For AI-powered training analysis and recommendations, we use the OpenAI API. Only anonymized training data (depth, duration, discipline) is transmitted to OpenAI. No personally identifiable information such as name or email is shared with OpenAI.

Provider: OpenAI LLC, San Francisco, CA, USA. Privacy policy: openai.com/privacy. Legal basis: Art. 6(1)(a) GDPR (consent — the AI coach feature is optional and only activated at the user's explicit request).

8. Data transfers to third countries

Personal data is transferred to third countries (countries outside the EU/EEA) only in the context of the third-party services described in section 7. Transfers to the USA are based on the EU-U.S. Data Privacy Framework (adequacy decision by the European Commission pursuant to Art. 45 GDPR). The listed providers are certified under the Data Privacy Framework and are thus obligated to comply with EU data protection standards.

9. Storage duration

Personal data is stored only as long as necessary for the respective processing purpose:

  • Account data — Until the account is deleted by the user
  • Dive log — Until the account or individual entries are deleted by the user
  • Messages — Until the account is deleted
  • Server logs — 30 days
  • Payment data — In accordance with statutory retention periods (up to 10 years under § 147 AO — German Fiscal Code)

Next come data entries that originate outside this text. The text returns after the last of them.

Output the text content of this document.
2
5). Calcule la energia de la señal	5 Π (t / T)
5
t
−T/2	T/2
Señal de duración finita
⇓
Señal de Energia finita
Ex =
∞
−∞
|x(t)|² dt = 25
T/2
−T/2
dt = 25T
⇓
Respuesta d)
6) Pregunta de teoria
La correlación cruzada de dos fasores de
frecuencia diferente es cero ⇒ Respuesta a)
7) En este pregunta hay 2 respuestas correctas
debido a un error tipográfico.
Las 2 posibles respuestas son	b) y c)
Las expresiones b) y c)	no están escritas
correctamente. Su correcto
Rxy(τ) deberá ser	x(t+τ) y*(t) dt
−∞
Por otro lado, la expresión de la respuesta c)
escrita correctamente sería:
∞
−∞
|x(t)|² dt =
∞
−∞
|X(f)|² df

After deletion of your account, all personal data is completely removed from our systems within 30 days, unless statutory retention obligations require otherwise.

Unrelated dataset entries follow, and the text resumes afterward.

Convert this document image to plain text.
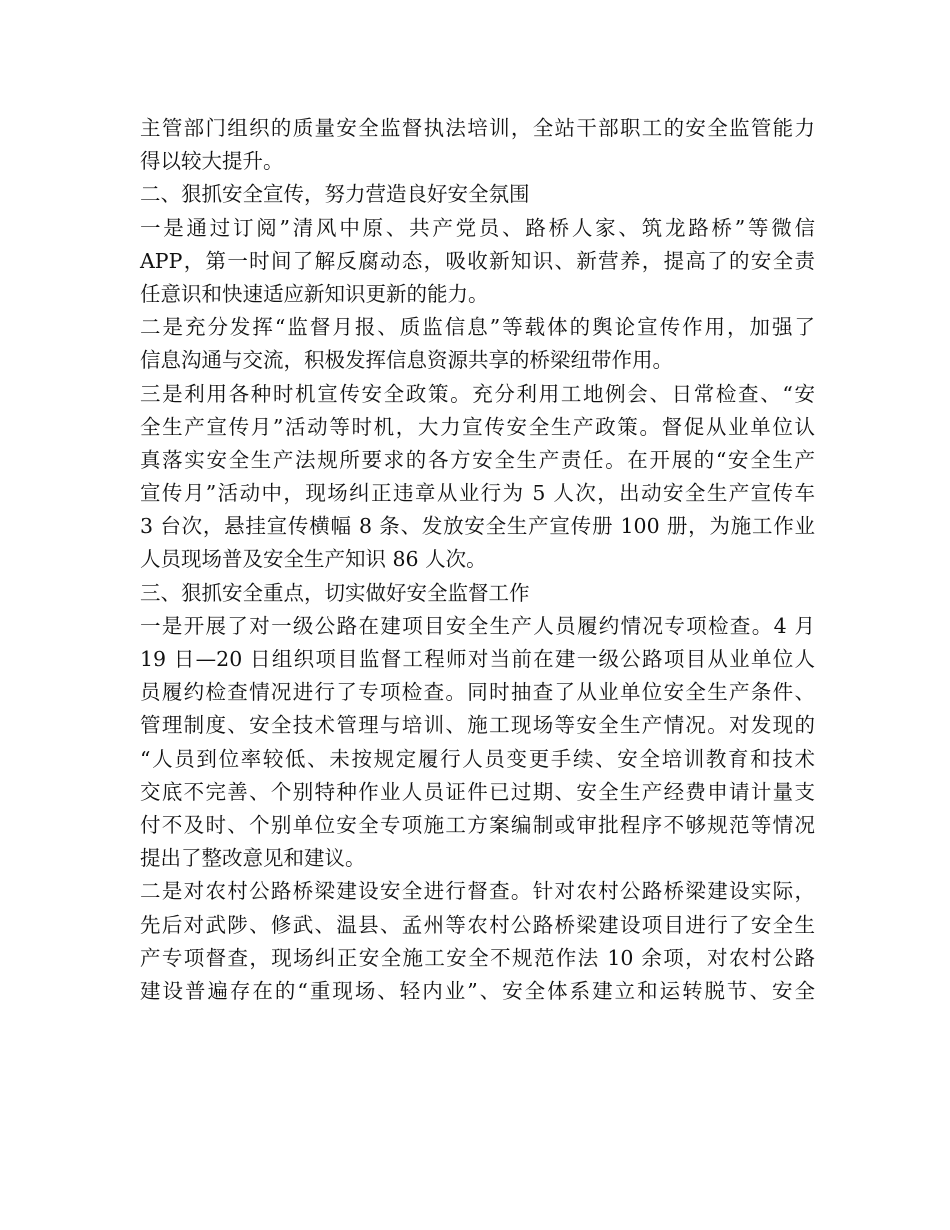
主管部门组织的质量安全监督执法培训，全站干部职工的安全监管能力
得以较大提升。
二、狠抓安全宣传，努力营造良好安全氛围
一是通过订阅”清风中原、共产党员、路桥人家、筑龙路桥”等微信
APP，第一时间了解反腐动态，吸收新知识、新营养，提高了的安全责
任意识和快速适应新知识更新的能力。
二是充分发挥“监督月报、质监信息”等载体的舆论宣传作用，加强了
信息沟通与交流，积极发挥信息资源共享的桥梁纽带作用。
三是利用各种时机宣传安全政策。充分利用工地例会、日常检查、“安
全生产宣传月”活动等时机，大力宣传安全生产政策。督促从业单位认
真落实安全生产法规所要求的各方安全生产责任。在开展的“安全生产
宣传月”活动中，现场纠正违章从业行为 5 人次，出动安全生产宣传车
3 台次，悬挂宣传横幅 8 条、发放安全生产宣传册 100 册，为施工作业
人员现场普及安全生产知识 86 人次。
三、狠抓安全重点，切实做好安全监督工作
一是开展了对一级公路在建项目安全生产人员履约情况专项检查。4 月
19 日—20 日组织项目监督工程师对当前在建一级公路项目从业单位人
员履约检查情况进行了专项检查。同时抽查了从业单位安全生产条件、
管理制度、安全技术管理与培训、施工现场等安全生产情况。对发现的
“人员到位率较低、未按规定履行人员变更手续、安全培训教育和技术
交底不完善、个别特种作业人员证件已过期、安全生产经费申请计量支
付不及时、个别单位安全专项施工方案编制或审批程序不够规范等情况
提出了整改意见和建议。
二是对农村公路桥梁建设安全进行督查。针对农村公路桥梁建设实际，
先后对武陟、修武、温县、孟州等农村公路桥梁建设项目进行了安全生
产专项督查，现场纠正安全施工安全不规范作法 10 余项，对农村公路
建设普遍存在的“重现场、轻内业”、安全体系建立和运转脱节、安全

10. Your rights as a data subject

You have the following rights regarding your personal data:

  • Right of access (Art. 15 GDPR) — You may request information about the personal data we store about you.
  • Right to rectification (Art. 16 GDPR) — You may request the correction of inaccurate data.
  • Right to erasure / "right to be forgotten" (Art. 17 GDPR) — You may request the deletion of your data, provided no statutory retention obligations exist.
  • Right to restriction of processing (Art. 18 GDPR) — You may request the restriction of the processing of your data.
  • Right to data portability (Art. 20 GDPR) — You may receive your data in a structured, commonly used, machine-readable format. The data export function is available in your account settings.
  • Right to object (Art. 21 GDPR) — You may object to the processing of your data at any time where the processing is based on legitimate interest.

To exercise your rights, send an email to privacy@deeplink-freediving.com. Alternatively, you can delete your account and all associated data directly in your account settings.

11. Withdrawal of consent

Where the processing of your data is based on consent, you have the right to withdraw this consent at any time. The lawfulness of the processing carried out on the basis of the consent until the withdrawal is not affected. You may withdraw consent by email to privacy@deeplink-freediving.com or through your account settings.

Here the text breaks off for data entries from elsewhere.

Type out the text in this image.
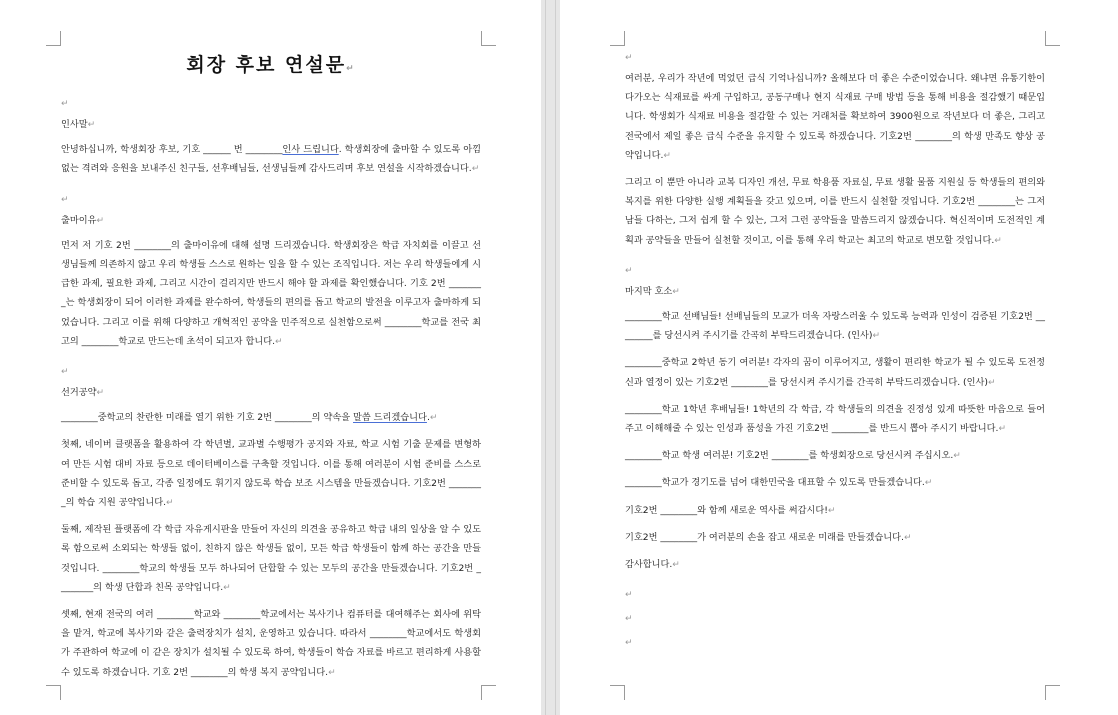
회장 후보 연설문↵
↵
인사말↵
안녕하십니까, 학생회장 후보, 기호 ______ 번 ________인사 드립니다. 학생회장에 출마할 수 있도록 아낌없는 격려와 응원을 보내주신 친구들, 선후배님들, 선생님들께 감사드리며 후보 연설을 시작하겠습니다.↵
↵
출마이유↵
먼저 저 기호 2번 ________의 출마이유에 대해 설명 드리겠습니다. 학생회장은 학급 자치회를 이끌고 선생님들께 의존하지 않고 우리 학생들 스스로 원하는 일을 할 수 있는 조직입니다. 저는 우리 학생들에게 시급한 과제, 필요한 과제, 그리고 시간이 걸리지만 반드시 해야 할 과제를 확인했습니다. 기호 2번 ________는 학생회장이 되어 이러한 과제를 완수하여, 학생들의 편의를 돕고 학교의 발전을 이루고자 출마하게 되었습니다. 그리고 이를 위해 다양하고 개혁적인 공약을 민주적으로 실천함으로써 ________학교를 전국 최고의 ________학교로 만드는데 초석이 되고자 합니다.↵
↵
선거공약↵
________중학교의 찬란한 미래를 열기 위한 기호 2번 ________의 약속을 말씀 드리겠습니다.↵
첫째, 네이버 클랫폼을 활용하여 각 학년별, 교과별 수행평가 공지와 자료, 학교 시험 기출 문제를 변형하여 만든 시험 대비 자료 등으로 데이터베이스를 구축할 것입니다. 이를 통해 여러분이 시험 준비를 스스로 준비할 수 있도록 돕고, 각종 일정에도 휘기지 않도록 학습 보조 시스템을 만들겠습니다. 기호2번 ________의 학습 지원 공약입니다.↵
둘째, 제작된 플랫폼에 각 학급 자유게시판을 만들어 자신의 의견을 공유하고 학급 내의 일상을 알 수 있도록 함으로써 소외되는 학생들 없이, 친하지 않은 학생들 없이, 모든 학급 학생들이 함께 하는 공간을 만들 것입니다. ________학교의 학생들 모두 하나되어 단합할 수 있는 모두의 공간을 만들겠습니다. 기호2번 ________의 학생 단합과 친목 공약입니다.↵
셋째, 현재 전국의 여러 ________학교와 ________학교에서는 복사기나 컴퓨터를 대여해주는 회사에 위탁을 맡겨, 학교에 복사기와 같은 출력장치가 설치, 운영하고 있습니다. 따라서 ________학교에서도 학생회가 주관하여 학교에 이 같은 장치가 설치될 수 있도록 하여, 학생들이 학습 자료를 바르고 편리하게 사용할 수 있도록 하겠습니다. 기호 2번 ________의 학생 복지 공약입니다.↵
↵
여러분, 우리가 작년에 먹었던 급식 기억나십니까? 올해보다 더 좋은 수준이었습니다. 왜냐면 유통기한이 다가오는 식재료를 싸게 구입하고, 공동구매나 현지 식재료 구매 방법 등을 통해 비용을 절감했기 때문입니다. 학생회가 식재료 비용을 절감할 수 있는 거래처를 확보하여 3900원으로 작년보다 더 좋은, 그리고 전국에서 제일 좋은 급식 수준을 유지할 수 있도록 하겠습니다. 기호2번 ________의 학생 만족도 향상 공약입니다.↵
그리고 이 뿐만 아니라 교복 디자인 개선, 무료 학용품 자료실, 무료 생활 물품 지원실 등 학생들의 편의와 복지를 위한 다양한 실행 계획들을 갖고 있으며, 이를 반드시 실천할 것입니다. 기호2번 ________는 그저 남들 다하는, 그저 쉽게 할 수 있는, 그저 그런 공약들을 말씀드리지 않겠습니다. 혁신적이며 도전적인 계획과 공약들을 만들어 실천할 것이고, 이를 통해 우리 학교는 최고의 학교로 변모할 것입니다.↵
↵
마지막 호소↵
________학교 선배님들! 선배님들의 모교가 더욱 자랑스러울 수 있도록 능력과 인성이 검증된 기호2번 ________를 당선시켜 주시기를 간곡히 부탁드리겠습니다. (인사)↵
________중학교 2학년 동기 여러분! 각자의 꿈이 이루어지고, 생활이 편리한 학교가 될 수 있도록 도전정신과 열정이 있는 기호2번 ________를 당선시켜 주시기를 간곡히 부탁드리겠습니다. (인사)↵
________학교 1학년 후배님들! 1학년의 각 학급, 각 학생들의 의견을 진정성 있게 따뜻한 마음으로 들어주고 이해해줄 수 있는 인성과 품성을 가진 기호2번 ________를 반드시 뽑아 주시기 바랍니다.↵
________학교 학생 여러분! 기호2번 ________를 학생회장으로 당선시켜 주십시오.↵
________학교가 경기도를 넘어 대한민국을 대표할 수 있도록 만들겠습니다.↵
기호2번 ________와 함께 새로운 역사를 써갑시다!↵
기호2번 ________가 여러분의 손을 잡고 새로운 미래를 만들겠습니다.↵
감사합니다.↵
↵
↵
↵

12. Right to lodge a complaint with a supervisory authority

Without prejudice to any other administrative or judicial remedy, you have the right to lodge a complaint with a supervisory authority if you believe that the processing of your personal data infringes the GDPR.

The competent supervisory authority for us is:
Berlin Commissioner for Data Protection and Freedom of Information
(Berliner Beauftragte für Datenschutz und Informationsfreiheit)
Friedrichstr. 219
10969 Berlin, Germany
www.datenschutz-berlin.de

13. SSL/TLS encryption

This site uses SSL/TLS encryption for security purposes and to protect the transmission of confidential content. You can recognize an encrypted connection by the browser's address line changing from "http://" to "https://" and the lock icon in your browser bar. When SSL/TLS encryption is activated, the data you transmit to us cannot be read by third parties.

14. Minors

Our service is generally intended for persons aged 16 and over. Persons under 16 may only use DEEPLINK with the consent of a legal guardian. We do not knowingly collect data from children under 16 without parental consent.

15. Changes to this privacy policy

We reserve the right to update this privacy policy to ensure it always complies with current legal requirements or to reflect changes to our services. The updated privacy policy applies to your subsequent visits. We recommend reviewing this privacy policy regularly.